Four years ago today, the federal government began its rollout of the US Patients’ Bill of Rights as part of the Affordable Care Act. Now patients have rights, although not necessarily the ones they need. Meanwhile, health care workers have none.
As a psychiatrist in a large urban hospital in a drug-ridden neighborhood across the street from a homeless shelter, I’m often called upon to assist when patients’ behavior is troublesome to the staff. Conflicts between health care workers and staff are a daily occurrence. Many patients intimidate staff with verbal threats, sexual harassment, and actual violence. Others refuse to leave the hospital after they have been released.
When confronted about their behavior, patients often insist that they know their rights. In the nurses’ stations, I hear hospital staff mutter, “What about my rights?”
In fact, it’s dangerous to be a health care worker. A 2006 study in the Journal of Emergency Medicine reported that 67 percent of nurses and 51 percent of doctors in surveyed emergency rooms were physically assaulted during the six-month study period, and nearly 100 percent were verbally harassed.
Recently, I was asked to see a patient who had just threatened to beat up a nurse if she didn’t get a sandwich for herself and her husband. I listened to the couple’s complaints and asked them if we could agree that it was not okay to threaten hospital staff. They replied that it was not acceptable that they were hungry, had had to ask for food so many times, and had not gotten any.
Particularly in the emergency room, where this incident occurred, desperate patients frequently come into conflict with hospital staff, which cannot possibly meet everyone’s needs at once. The patient and her husband felt that their rights had been violated, and that they had no recourse but to violate the rights of others.
The federal Patients’ Bill of Rights takes a business-oriented, customer-service approach to health care. It highlights issues such as services provided, consent to and refusal of care, and billing — in other words, contractual arrangements. From that standpoint, the patient probably does have a right to receive a sandwich in a timely manner.
Not spelled out in the regulations, however — as is clear from the example above — is the protection of either patients or caregivers from harm. The patient who has injured a staff member has not enjoyed a right to health care. The beleaguered health care worker has not experienced the safe workplace to which she is entitled.
The truth about health care is that it evokes intense feelings due to its life-and-death nature, and the powerful transferences triggered in the doctor-patient scenario. Far from relating as parties to a contract, patients and health care workers can hate each other enough to kill — and fear each other enough to carry weapons. On July 24, a client shot his case worker to death at the Mercy Fitzgerald Hospital campus near Philadelphia. The client’s psychiatrist pulled out his own weapon and shot the murderer, his patient.

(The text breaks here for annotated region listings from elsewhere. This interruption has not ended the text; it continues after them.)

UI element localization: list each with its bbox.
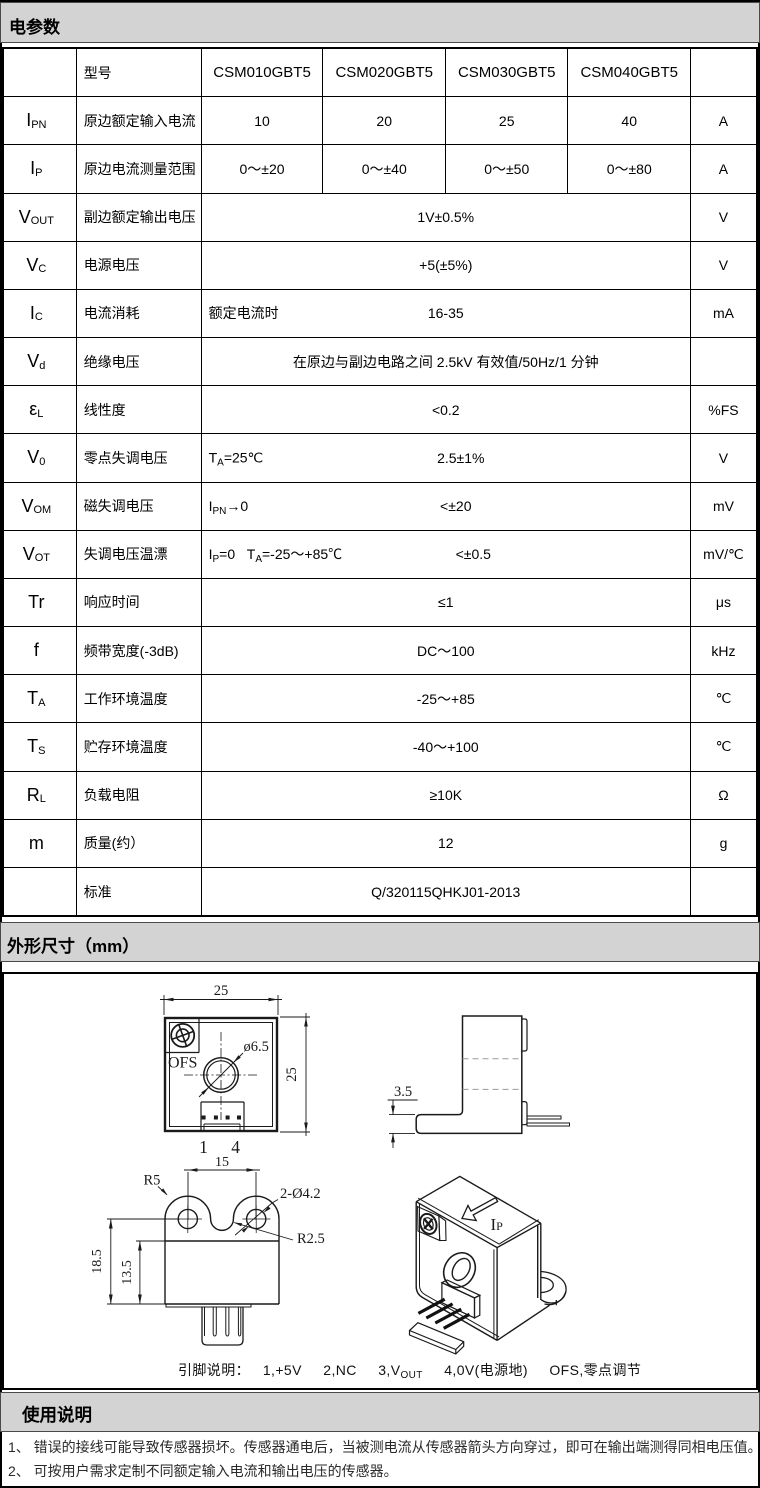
svg-text:25: 25 xyxy=(214,983,229,999)
svg-text:R5: R5 xyxy=(144,1173,161,1189)
svg-text:R2.5: R2.5 xyxy=(297,1231,325,1247)
svg-text:13.5: 13.5 xyxy=(120,1260,135,1285)
svg-text:25: 25 xyxy=(284,1067,300,1082)
svg-text:15: 15 xyxy=(215,1155,229,1170)
svg-text:3.5: 3.5 xyxy=(394,1084,412,1100)
svg-text:2-Ø4.2: 2-Ø4.2 xyxy=(280,1186,321,1202)
svg-text:ø6.5: ø6.5 xyxy=(244,1039,269,1055)
svg-text:IP: IP xyxy=(491,1215,504,1234)
svg-text:4: 4 xyxy=(231,1137,240,1157)
svg-text:1: 1 xyxy=(199,1137,208,1157)
svg-text:18.5: 18.5 xyxy=(90,1249,105,1274)
svg-text:OFS: OFS xyxy=(168,1055,197,1072)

Patients’ rights, with their emphasis on health care as a business transaction, contribute to the mindset that patients and doctors must be vigilant, even paranoid, in protecting their interests. That mentality reached its bizarre apotheosis in the shooting at Mercy Fitzgerald, where the psychiatrist was the last man standing.
In contrast, human rights are identified by their “inalienable” quality; they derive from the acknowledgment of our human dignity, freedom, and need for personal security. A human rights perspective offers a solution that respects the dignity of all participants in a health care setting. The Open Society Foundations has advocated applying principles of human rights to medical settings. The group’s focus has been on oppressed peoples, such as Roma women subject to forced sterilization, but US hospitals can also benefit from a human rights-based approach.
How might a human rights perspective have changed the emergency room encounter between the patient and her nurse? To begin with, identifying unacceptable conditions as human rights violations has the power to galvanize administrators and lawmakers into addressing issues such as crowding and starvation of needy patients in the emergency room. Open Society Foundations refers to this as “shaming power.” Shame in health care should shift from patients, where it currently resides, to policy makers and profiteers, who bear responsibility for our current inadequate health care system.
As to health care workers, The Journal of Emergency Medicine study noted that fully 65 percent of subjects who had been assaulted never reported the incident to superiors. Workplace violence should never be considered an unfortunate part of the job; it’s an abuse of the worker’s liberty and security. The human rights perspective acknowledges that health care workers have the same inherent rights to safety as do patients. The health care worker is encouraged to report, document, and demand response from the institution and the government to prevent violent and threatening behavior.
When dignity, liberty, and security are appreciated as the basis of the right to health care, conflicts between patients and health care workers will occur less frequently. Until then, it’s us versus them.
Dr. Anne Skomorowsky is a psychiatrist at Columbia University and a Public Voices Fellow with the OpEd Project.